I have been thinking about thrownness ever since I’ve learned about it from Winograd and Flores’s Understanding Computers and Cognition1.
Wikipedia defines thrownness as the following:
Thrownness (German: Geworfenheit) is a concept introduced by German philosopher Martin Heidegger (1889–1976) to describe humans’ individual existences as being ‘thrown’ (geworfen) into the world.
As I get older, I am starting to believe that we often experience things first, then we make up stories to justify our behaviors. We weave in our felt sensations, our internal motivations, and subconsciously or not our desires as well.
Design, by its contemplative nature really likes constructing stories. Stories like user journeys, especially when stripped of contradictions, become alluring totems that we use to burnish the glean of our designs.

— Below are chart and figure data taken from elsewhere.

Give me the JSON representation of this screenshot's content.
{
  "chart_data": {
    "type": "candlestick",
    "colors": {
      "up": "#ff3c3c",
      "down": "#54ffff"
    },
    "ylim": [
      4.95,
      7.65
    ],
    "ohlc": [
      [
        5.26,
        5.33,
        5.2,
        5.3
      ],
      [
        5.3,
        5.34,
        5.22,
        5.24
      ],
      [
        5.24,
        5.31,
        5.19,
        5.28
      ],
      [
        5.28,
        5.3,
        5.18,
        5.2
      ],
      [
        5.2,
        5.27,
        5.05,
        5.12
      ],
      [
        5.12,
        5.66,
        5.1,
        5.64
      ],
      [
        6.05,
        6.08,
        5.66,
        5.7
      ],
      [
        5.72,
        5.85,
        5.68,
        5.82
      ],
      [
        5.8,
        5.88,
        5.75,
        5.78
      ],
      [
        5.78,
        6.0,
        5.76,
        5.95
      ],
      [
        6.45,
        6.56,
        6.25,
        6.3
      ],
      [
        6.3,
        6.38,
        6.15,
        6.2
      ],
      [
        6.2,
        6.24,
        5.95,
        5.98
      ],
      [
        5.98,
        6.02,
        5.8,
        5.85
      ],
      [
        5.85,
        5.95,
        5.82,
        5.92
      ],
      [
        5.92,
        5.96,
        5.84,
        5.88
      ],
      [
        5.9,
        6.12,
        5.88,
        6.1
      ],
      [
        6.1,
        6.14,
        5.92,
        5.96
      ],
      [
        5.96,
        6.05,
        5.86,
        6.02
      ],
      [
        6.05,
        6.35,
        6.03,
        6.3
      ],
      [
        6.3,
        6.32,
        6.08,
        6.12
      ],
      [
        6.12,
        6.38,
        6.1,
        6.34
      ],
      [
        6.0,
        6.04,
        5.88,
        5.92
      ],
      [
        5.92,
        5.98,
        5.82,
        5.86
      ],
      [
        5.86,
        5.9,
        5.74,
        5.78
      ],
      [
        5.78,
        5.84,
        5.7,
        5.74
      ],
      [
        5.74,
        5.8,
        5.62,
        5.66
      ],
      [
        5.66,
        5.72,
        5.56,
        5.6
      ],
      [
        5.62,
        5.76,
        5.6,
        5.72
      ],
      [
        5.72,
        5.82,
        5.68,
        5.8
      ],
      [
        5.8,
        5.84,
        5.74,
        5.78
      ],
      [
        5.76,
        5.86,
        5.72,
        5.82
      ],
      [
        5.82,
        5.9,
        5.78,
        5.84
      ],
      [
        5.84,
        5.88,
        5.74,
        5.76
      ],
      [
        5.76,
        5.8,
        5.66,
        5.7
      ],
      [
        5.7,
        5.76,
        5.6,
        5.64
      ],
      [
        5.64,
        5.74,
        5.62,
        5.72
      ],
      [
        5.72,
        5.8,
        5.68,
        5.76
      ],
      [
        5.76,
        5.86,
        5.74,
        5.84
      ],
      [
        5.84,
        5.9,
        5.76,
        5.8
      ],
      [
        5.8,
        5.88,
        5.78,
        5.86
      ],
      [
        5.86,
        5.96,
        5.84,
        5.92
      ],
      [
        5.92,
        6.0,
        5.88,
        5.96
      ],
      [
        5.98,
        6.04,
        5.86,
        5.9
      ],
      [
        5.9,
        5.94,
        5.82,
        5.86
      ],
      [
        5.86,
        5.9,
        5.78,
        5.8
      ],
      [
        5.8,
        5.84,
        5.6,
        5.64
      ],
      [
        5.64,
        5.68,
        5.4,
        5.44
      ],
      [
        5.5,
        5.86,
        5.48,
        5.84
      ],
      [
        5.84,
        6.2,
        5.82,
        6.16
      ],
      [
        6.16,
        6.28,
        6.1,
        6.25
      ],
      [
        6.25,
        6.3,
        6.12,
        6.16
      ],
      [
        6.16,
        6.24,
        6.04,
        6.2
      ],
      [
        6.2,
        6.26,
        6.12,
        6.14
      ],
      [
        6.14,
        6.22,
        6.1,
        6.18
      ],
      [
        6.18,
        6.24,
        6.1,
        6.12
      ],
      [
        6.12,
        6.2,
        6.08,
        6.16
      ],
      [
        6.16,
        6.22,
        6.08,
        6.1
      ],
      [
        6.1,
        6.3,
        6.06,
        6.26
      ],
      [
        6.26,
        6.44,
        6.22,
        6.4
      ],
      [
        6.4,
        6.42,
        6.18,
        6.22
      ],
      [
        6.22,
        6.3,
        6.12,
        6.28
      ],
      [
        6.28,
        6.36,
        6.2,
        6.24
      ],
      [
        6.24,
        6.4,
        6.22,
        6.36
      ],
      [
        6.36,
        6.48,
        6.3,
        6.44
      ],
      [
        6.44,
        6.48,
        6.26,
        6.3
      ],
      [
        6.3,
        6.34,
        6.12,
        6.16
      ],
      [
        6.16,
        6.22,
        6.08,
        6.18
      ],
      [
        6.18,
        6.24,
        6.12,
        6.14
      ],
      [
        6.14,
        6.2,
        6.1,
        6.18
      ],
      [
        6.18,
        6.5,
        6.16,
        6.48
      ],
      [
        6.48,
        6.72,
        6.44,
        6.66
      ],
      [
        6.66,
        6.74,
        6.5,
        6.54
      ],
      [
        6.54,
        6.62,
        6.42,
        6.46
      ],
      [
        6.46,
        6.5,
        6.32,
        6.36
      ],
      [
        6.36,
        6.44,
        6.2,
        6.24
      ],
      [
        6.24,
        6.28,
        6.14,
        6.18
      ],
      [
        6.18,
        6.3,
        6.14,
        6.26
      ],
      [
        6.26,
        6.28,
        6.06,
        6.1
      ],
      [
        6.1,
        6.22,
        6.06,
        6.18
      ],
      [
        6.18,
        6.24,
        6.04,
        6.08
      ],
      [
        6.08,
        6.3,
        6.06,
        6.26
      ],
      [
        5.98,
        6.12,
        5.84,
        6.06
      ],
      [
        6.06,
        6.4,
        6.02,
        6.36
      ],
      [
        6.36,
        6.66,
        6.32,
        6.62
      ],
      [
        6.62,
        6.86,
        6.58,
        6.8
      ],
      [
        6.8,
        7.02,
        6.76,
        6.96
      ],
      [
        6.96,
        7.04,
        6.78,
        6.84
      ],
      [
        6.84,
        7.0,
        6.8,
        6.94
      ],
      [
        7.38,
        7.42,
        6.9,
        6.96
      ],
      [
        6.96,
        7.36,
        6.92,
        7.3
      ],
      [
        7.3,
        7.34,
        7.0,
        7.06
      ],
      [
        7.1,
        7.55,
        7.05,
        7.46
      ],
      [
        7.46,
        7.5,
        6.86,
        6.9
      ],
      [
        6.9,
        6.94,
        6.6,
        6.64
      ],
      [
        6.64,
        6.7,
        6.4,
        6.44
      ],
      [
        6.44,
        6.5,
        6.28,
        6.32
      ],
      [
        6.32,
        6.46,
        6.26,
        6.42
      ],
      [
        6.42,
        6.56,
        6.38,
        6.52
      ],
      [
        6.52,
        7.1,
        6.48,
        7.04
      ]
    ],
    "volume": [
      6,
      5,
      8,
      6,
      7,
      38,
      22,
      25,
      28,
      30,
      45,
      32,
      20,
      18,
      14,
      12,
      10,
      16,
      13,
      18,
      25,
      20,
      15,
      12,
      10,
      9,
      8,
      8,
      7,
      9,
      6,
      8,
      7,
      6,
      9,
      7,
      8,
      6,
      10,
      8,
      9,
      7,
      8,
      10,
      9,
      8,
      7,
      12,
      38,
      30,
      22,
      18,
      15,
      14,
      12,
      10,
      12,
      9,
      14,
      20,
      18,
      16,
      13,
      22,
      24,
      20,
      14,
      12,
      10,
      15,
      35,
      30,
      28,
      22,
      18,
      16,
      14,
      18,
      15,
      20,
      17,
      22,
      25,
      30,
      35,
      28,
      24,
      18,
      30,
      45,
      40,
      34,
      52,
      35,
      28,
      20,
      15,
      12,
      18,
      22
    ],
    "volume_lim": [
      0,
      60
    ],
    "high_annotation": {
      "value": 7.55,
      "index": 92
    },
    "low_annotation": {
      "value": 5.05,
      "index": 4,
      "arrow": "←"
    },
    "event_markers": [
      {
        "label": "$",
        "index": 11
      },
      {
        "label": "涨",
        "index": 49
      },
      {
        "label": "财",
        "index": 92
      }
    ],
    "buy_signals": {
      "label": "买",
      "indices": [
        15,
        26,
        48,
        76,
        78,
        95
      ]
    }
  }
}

We build flows and interfaces with our perfect information of what we want the user to do. People, on the other hand, experience our designs with what they know and want to accomplish. They do not have knowledge of or care for the frameworks that we attempt to ruthlessly simplify into. Real life is messy and people are thrown into the rhythms of life and have lots of things to worry about other than clicking through our perfectly constructed contraptions.
I am not arguing for abandoning stories or frameworks. They work for a reason. What we need to do is to have less faith in stories but consider them sufficiently so that we can deliver good outcomes, and not so much such that we become prisoners to them.
Sometimes, the best we can do is to watch other people use our software and we’ll realize that how broken everything is.